Regular-article-logo Wednesday, 12 June 2024

CAA and its divisive tenets

The law was bound to trigger barely dormant insecurities of indigenous people

The Editorial Board Published 09.03.20, 07:13 PM
NGOs protest near the BJP Meghalaya state office in Shillong against CAA, and demand the implementation of ILP.

NGOs protest near the BJP Meghalaya state office in Shillong against CAA, and demand the implementation of ILP. File photo

The Citizenship (Amendment) Act is quite frank about its discrimination on the basis of religion. Its formulators may have expected it to further the polarization between communities that is part of the agenda of Hindutva. But a divisive instrument such as the CAA may cause more divisions than expected, as the violence in Meghalaya demonstrates. Protests against the CAA are taking place in many parts of the country — they began in Assam, Meghalaya’s neighbouring state. The countrywide protests, in which numerous Hindus have demonstrated their concern side by side with Muslims, are chiefly against the discriminatory thrust of the CAA and against the demand for ‘proofs’ of trans-generational Indianness that is the substance of the National Register of Citizens.

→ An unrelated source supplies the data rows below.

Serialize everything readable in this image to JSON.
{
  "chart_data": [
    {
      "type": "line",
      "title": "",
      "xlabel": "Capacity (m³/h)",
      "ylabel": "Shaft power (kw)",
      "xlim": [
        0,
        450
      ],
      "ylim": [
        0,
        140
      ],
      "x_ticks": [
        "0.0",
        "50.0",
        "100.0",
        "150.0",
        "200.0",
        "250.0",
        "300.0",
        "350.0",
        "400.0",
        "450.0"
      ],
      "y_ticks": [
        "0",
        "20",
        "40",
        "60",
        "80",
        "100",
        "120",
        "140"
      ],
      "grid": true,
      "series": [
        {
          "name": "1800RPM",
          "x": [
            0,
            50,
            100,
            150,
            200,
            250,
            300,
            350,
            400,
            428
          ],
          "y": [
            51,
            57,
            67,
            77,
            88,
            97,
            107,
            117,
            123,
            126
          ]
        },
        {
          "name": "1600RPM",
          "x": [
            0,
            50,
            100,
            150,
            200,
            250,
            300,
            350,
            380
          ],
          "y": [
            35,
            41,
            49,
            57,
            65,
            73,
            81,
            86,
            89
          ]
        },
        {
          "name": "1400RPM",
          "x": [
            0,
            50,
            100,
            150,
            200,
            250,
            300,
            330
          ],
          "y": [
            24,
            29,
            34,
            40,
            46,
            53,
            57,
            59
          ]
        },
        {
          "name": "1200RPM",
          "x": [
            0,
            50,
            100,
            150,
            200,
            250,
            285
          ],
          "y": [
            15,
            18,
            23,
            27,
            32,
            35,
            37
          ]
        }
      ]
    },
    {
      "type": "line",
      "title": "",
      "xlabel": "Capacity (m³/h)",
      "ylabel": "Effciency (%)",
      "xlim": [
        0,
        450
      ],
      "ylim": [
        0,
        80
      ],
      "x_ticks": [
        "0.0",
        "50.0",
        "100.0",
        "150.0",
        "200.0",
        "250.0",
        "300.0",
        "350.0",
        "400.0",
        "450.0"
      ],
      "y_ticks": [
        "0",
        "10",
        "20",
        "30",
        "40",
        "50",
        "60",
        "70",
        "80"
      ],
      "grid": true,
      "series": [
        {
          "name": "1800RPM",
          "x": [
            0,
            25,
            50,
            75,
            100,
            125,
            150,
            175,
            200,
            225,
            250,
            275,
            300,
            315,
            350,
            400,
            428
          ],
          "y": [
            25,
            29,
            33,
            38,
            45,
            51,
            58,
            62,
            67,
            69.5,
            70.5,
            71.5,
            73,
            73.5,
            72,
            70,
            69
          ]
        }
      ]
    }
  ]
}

The conflict there is between the State — represented by the police and excitable followers of the Bharatiya Janata Party — and the people. But in Meghalaya the conflict has developed along different lines, between tribal bodies and non-tribal residents. There are now deaths on both sides, and Shillong was put under curfew for a while.

The Khasi Students’ Union’s objection — the Khasis, Garos and Jaintias are the main tribes in Meghalaya — to the CAA springs from an insecurity about ‘outsiders’ that long predates the citizenship law. The depth of this insecurity can be gauged by the fact that most of Meghalaya is protected by the Sixth Schedule, which would prevent the CAA from being implemented there. Given its border with Bangladesh, the fear of a sudden influx of Bengali Hindus with a claim to citizenship that would upset the demographic balance of the state, putting the tribal residents at a disadvantage, has aroused anxieties afresh. The inner line permit is not operative in Meghalaya as it is in certain other states of the Northeast, and people from other states live and work there. A law like the CAA was bound to trigger the barely dormant insecurities of the indigenous peoples and sharpen hostilities between tribal and non-tribal groups. The KSU is protesting against the CAA and demanding implementation of the ILP, which would limit entry of people from other states to a fixed time. Violence erupted when the KSU was holding an anti-CAA meeting near the border, and a tussle with non-tribal residents led to a death. Retaliation led to more deaths, showing how the CAA has caused old conflicts to surface, although not between two religious communities.